Os especialistas no tema denunciam sistematicamente que não há transparência nenhuma nos dados da dívida pública. Mas imaginem se um processo de desvio de 5% do PIB nacional, para um grupo de bilionários, em nome de uma dívida ilegítima poderia ter transparência? Se a população entendesse que o país que deixa 33 milhões de brasileiros passar fome, tem ruas esburacadas e gente morrendo na fila do SUS, transfere diária mente bilhões para super-ricos? Isso em nome de uma dívida, inclusive, que no fundo, já foi paga várias vezes? Por isso mesmo, esses processos não poderiam ser transparentes.
A Eletrobras, que o governo Bolsonaro entregou neste ano, foi “doada” por cerca de um sétimo dos juros pagos aos banqueiros no ano passado. A maior empresa de energia da América Latina foi entregue, praticamente em troca de bananas. O que revela que a história de privatizar empresas públicas para pagar a dívida, repetida tantas vezes por Paulo Guedes e outros, é uma conversa fiada que não tem limites.

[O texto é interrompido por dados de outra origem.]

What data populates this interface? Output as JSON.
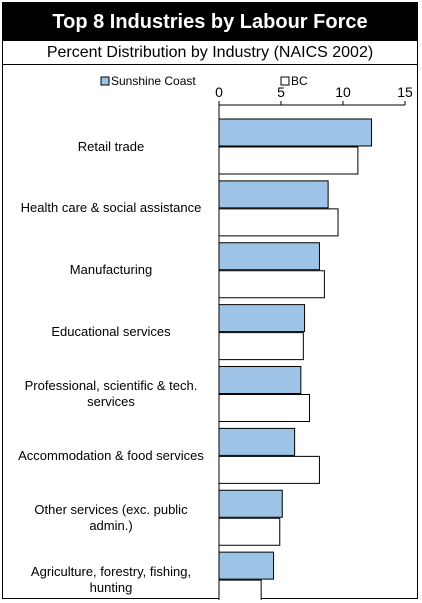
{
  "chart_data": {
    "type": "bar",
    "orientation": "horizontal",
    "title": "Top 8 Industries by Labour Force",
    "subtitle": "Percent Distribution by Industry (NAICS 2002)",
    "categories": [
      "Retail trade",
      "Health care & social assistance",
      "Manufacturing",
      "Educational services",
      "Professional, scientific & tech. services",
      "Accommodation & food services",
      "Other services (exc. public admin.)",
      "Agriculture, forestry, fishing, hunting"
    ],
    "series": [
      {
        "name": "Sunshine Coast",
        "color": "#9dc3e6",
        "values": [
          12.3,
          8.8,
          8.1,
          6.9,
          6.6,
          6.1,
          5.1,
          4.4
        ]
      },
      {
        "name": "BC",
        "color": "#ffffff",
        "values": [
          11.2,
          9.6,
          8.5,
          6.8,
          7.3,
          8.1,
          4.9,
          3.4
        ]
      }
    ],
    "xlim": [
      0,
      15
    ],
    "xticks": [
      "0",
      "5",
      "10",
      "15"
    ],
    "grid": false,
    "legend": "top-left"
  }
}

A situação do Estado brasileiro é radicalmente complexa e, portanto, requer ações determinadas. Os capitalistas não investem em obras de infraestrutura, seja porque não têm dinheiro (no caso dos pequenos e médios), seja porque podem ter muito mais retorno especulando com papéis da dívida pública (no caso dos grandes capitalistas). Por outro lado, a sucção de recursos provocada pela dívida pública, faz com que o Estado fique trabalhando o tempo todo somente para engordar os especuladores. Não sobra dinheiro para mais nada. Quando acontece uma enchente, como há poucos dias no Sul do Brasil, o povo pobre fica debaixo de água, porque o Estado não tem dinheiro para fazer obras fundamentais para um mínimo de bem-estar da população. Isso em um país onde a estrutura de arrecadação é regressiva, ou seja, feita através de impostos indiretos, pagos pelo povo.
Do ponto de vista econômico algumas medidas não poderiam faltar em um processo de reconstrução econômica do Brasil, cuja economia foi quase destruída pelos golpistas: retomada do crescimento; programa vigoroso de combate à fome; programa de investimentos em infraestrutura urbana; recuperação do mercado consumidor interno; revogação do Teto de Gastos; nova política de preços dos derivados do petróleo; amplo programa de recuperação da indústria e inovação; política de exploração mineral do país; política pública e integrada de segurança hídrica para o país; reversão das privatizações na Petrobrás e na Pré–Sal Petróleo S.A. (PPSA); reversão de todas as privatizações ocorridas desde o golpe de 2016; estruturação de uma política de defesa da Amazônia.
A implementação dessas medidas – e tantas outras essenciais – depende de alteração na correlação de forças, e não apenas de competência técnica. Ademais, o encaminhamento das medidas elencadas implica na retomada do papel que foi retirado do Estado brasileiro, principalmente a partir do golpe, de indutor do crescimento e do desenvolvimento nacional. O país precisará ser reconstruído. Lula, em entrevista coletiva no dia 02 de dezembro último, repetiu o que já tinha dito em outras ocasiões: “ganhei as eleições para governar para o povo pobre mais humilde deste país. Esta é a minha missão”. Esta genuína convicção do futuro presidente, para se tornar ação concreta, terá que encarar o problema da dívida pública e os seus beneficiários, que são muito poderosos.
José Álvaro Cardoso é economista e supervisor técnico do DIEESE em Santa Catarina.